While risks to Japan's export-heavy economy from U.S. tariffs have pushed backed market bets on the next rate-hike timing, investors are on the lookout for any clues from Ueda on how soon rate increases could resume.
Ueda is expected to hold a news conference at 3:30 p.m. (0630 GMT) on June 17 to explain the BOJ's policy decision.
The BOJ sharply cut its growth and inflation forecasts at the previous meeting on May 1, when market volatility was at its peak due to fears Trump's threats of higher tariffs could tip the global economy into recession.
While Japan has yet to reach a trade deal with the U.S., market jitters have calmed somewhat as Washington takes a more conciliatory tone in trade negotiations including with China.
Some analysts say the BOJ may not be able to afford pausing rate hikes for too long due to inflationary pressure from stubbornly high food costs, particularly for Japan's staple rice.

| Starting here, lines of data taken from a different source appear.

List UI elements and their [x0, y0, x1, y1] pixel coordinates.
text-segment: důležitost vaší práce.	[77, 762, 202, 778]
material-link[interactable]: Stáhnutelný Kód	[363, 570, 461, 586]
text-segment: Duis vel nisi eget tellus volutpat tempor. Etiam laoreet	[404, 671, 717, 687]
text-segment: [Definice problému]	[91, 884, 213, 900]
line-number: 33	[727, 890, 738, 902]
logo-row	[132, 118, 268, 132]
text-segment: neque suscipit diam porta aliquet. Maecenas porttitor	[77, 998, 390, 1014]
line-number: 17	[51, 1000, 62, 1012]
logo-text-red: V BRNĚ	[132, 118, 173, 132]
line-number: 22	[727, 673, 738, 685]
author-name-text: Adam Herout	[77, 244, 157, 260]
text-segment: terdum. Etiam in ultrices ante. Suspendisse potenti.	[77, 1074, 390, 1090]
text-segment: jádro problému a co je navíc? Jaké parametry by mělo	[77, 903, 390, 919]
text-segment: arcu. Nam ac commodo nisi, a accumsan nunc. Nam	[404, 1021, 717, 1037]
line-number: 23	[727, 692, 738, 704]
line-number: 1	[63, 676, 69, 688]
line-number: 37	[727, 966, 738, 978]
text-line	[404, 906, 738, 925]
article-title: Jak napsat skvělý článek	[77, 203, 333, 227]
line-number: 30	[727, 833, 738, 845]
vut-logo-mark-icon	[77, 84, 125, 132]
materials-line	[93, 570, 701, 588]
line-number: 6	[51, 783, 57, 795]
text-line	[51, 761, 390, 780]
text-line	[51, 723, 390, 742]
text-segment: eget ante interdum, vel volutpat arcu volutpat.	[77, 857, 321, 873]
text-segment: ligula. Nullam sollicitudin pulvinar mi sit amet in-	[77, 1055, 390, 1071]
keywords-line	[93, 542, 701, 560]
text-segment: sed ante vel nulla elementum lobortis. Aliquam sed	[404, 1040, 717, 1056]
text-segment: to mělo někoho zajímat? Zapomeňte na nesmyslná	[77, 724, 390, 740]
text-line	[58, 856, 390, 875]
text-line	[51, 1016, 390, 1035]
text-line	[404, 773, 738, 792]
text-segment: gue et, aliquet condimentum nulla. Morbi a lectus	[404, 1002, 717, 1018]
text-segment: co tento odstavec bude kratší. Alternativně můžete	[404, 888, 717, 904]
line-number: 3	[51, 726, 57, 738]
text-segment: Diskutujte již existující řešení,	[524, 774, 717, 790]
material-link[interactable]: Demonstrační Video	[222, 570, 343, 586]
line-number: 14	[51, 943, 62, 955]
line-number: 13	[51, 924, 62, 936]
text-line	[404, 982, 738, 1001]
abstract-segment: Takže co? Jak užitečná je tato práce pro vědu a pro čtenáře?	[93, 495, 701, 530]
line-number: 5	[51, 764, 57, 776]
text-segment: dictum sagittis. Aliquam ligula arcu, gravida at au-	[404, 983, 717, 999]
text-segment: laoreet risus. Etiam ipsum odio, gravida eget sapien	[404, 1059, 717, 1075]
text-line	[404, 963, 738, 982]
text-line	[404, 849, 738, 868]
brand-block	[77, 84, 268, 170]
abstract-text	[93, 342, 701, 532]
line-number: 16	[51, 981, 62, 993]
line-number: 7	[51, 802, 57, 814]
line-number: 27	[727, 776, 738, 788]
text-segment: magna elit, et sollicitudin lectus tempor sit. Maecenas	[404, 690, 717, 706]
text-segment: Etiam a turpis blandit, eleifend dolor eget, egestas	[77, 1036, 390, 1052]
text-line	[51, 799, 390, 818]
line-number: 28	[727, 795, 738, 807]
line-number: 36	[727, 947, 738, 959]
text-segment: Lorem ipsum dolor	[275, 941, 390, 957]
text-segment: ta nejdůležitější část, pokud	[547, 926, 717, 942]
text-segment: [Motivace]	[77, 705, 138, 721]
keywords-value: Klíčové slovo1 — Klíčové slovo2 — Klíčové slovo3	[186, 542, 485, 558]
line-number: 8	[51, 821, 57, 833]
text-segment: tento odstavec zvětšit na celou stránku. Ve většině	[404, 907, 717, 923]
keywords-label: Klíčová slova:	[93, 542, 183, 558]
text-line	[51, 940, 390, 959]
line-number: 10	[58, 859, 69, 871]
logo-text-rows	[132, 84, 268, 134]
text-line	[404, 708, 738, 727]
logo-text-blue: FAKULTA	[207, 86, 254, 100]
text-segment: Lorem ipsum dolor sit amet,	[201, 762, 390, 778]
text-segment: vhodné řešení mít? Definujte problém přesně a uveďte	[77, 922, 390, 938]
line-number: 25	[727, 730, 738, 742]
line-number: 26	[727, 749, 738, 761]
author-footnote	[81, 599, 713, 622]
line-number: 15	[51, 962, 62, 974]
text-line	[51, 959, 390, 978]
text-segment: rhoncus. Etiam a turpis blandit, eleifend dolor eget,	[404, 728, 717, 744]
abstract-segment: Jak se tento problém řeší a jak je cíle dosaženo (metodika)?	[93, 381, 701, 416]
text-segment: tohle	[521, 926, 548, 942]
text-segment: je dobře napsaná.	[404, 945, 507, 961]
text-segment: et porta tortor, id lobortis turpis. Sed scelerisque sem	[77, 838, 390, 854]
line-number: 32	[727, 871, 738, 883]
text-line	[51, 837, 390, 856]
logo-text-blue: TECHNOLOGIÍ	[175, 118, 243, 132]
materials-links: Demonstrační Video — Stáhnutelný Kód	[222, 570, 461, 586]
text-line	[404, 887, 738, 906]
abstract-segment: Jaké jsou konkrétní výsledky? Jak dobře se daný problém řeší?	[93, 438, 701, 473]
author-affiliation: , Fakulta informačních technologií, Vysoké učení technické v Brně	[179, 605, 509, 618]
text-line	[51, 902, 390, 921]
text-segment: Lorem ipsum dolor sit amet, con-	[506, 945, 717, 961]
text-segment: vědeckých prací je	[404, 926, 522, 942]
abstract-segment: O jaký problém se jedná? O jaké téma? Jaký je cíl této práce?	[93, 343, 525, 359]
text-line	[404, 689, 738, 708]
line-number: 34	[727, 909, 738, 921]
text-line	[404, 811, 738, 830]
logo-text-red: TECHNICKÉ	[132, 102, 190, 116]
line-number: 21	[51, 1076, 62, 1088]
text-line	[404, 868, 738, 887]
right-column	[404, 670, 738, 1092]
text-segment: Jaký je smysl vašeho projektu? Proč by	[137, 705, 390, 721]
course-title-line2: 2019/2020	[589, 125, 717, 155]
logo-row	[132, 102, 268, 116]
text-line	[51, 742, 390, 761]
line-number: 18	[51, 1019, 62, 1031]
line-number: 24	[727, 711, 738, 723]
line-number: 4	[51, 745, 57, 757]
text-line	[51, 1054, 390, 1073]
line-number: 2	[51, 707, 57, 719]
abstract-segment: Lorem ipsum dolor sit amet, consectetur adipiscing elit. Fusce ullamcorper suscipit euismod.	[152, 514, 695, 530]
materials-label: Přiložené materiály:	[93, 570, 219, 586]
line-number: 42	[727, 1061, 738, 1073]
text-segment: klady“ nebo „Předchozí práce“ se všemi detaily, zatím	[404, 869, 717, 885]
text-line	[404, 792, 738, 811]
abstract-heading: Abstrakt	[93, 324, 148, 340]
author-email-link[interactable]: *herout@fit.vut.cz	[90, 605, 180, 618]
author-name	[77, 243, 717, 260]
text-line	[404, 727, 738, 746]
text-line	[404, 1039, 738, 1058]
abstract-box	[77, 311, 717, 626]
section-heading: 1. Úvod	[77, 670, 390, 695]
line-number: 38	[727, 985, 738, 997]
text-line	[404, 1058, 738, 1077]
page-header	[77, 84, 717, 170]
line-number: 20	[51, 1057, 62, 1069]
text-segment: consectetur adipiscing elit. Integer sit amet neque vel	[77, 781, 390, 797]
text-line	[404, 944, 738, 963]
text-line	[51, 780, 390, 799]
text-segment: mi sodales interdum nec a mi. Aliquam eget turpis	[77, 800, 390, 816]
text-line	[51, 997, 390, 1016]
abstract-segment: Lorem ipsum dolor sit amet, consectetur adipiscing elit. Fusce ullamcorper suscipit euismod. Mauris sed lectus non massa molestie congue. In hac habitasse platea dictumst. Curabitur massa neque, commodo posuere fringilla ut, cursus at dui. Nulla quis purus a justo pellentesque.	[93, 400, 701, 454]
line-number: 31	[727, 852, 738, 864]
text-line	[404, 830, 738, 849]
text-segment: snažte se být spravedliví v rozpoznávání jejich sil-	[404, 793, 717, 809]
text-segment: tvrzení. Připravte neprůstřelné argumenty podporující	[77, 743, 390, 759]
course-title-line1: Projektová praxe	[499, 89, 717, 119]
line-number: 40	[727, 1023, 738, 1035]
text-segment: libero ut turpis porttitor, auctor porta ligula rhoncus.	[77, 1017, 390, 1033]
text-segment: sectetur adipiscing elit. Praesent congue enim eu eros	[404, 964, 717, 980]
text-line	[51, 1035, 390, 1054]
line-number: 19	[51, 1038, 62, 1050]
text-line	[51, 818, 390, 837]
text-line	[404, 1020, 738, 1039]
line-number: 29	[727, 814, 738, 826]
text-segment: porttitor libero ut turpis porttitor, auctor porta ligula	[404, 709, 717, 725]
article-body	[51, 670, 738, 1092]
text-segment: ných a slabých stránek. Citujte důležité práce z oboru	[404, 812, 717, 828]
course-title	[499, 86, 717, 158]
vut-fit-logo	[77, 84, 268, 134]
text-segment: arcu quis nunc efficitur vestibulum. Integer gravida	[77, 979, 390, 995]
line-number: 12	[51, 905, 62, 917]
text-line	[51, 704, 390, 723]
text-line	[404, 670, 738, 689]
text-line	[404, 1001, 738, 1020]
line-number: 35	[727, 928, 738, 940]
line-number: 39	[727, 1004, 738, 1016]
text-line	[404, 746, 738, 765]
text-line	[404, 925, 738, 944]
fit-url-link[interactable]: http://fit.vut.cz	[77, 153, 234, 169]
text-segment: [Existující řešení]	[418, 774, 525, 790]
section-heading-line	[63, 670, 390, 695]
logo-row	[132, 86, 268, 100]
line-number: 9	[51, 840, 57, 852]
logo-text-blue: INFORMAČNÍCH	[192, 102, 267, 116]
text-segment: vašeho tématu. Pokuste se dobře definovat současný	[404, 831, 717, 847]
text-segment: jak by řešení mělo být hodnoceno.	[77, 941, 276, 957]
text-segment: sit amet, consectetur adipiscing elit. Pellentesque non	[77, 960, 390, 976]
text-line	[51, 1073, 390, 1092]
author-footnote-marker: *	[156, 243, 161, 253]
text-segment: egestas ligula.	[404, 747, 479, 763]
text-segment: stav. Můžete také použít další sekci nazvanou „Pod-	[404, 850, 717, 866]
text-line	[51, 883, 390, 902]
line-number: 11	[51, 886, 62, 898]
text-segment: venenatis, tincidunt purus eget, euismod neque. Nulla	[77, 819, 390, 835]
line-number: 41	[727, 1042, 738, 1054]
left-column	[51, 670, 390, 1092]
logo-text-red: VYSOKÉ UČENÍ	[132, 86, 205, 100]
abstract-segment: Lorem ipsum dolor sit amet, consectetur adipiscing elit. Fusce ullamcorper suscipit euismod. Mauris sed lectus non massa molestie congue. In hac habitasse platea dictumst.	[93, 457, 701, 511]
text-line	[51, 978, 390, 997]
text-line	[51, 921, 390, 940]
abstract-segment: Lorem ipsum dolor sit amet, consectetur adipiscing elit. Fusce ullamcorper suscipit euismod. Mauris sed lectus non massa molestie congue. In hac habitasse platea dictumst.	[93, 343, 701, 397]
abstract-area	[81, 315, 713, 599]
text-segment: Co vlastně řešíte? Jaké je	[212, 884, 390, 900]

Japan's core inflation has exceeded the BOJ's 2% target for over three years and hit a more than two-year high of 3.5% in April due largely to a 7% spike in food prices.
While Ueda has predicted a moderation in food inflation, he warns that persistent cost pressures could affect public perceptions of future price moves - signaling the BOJ's growing attention to the risk of too-high inflation.
Japan was now experiencing a second round of food price inflation driven by supply shocks, which adds to inflationary momentum from higher wages, Ueda said.
"Given that underlying inflation is closer to 2% than a few years ago, we need to be careful about how food price inflation will impact underlying inflation," he said a speech on May 27.
"Through Ueda's speech comments, the BOJ appears to be fine-tuning its communication somewhat by flagging not just downside but upside risks" to growth and inflation, said Mari Iwashita, executive rates strategist at Nomura Securities.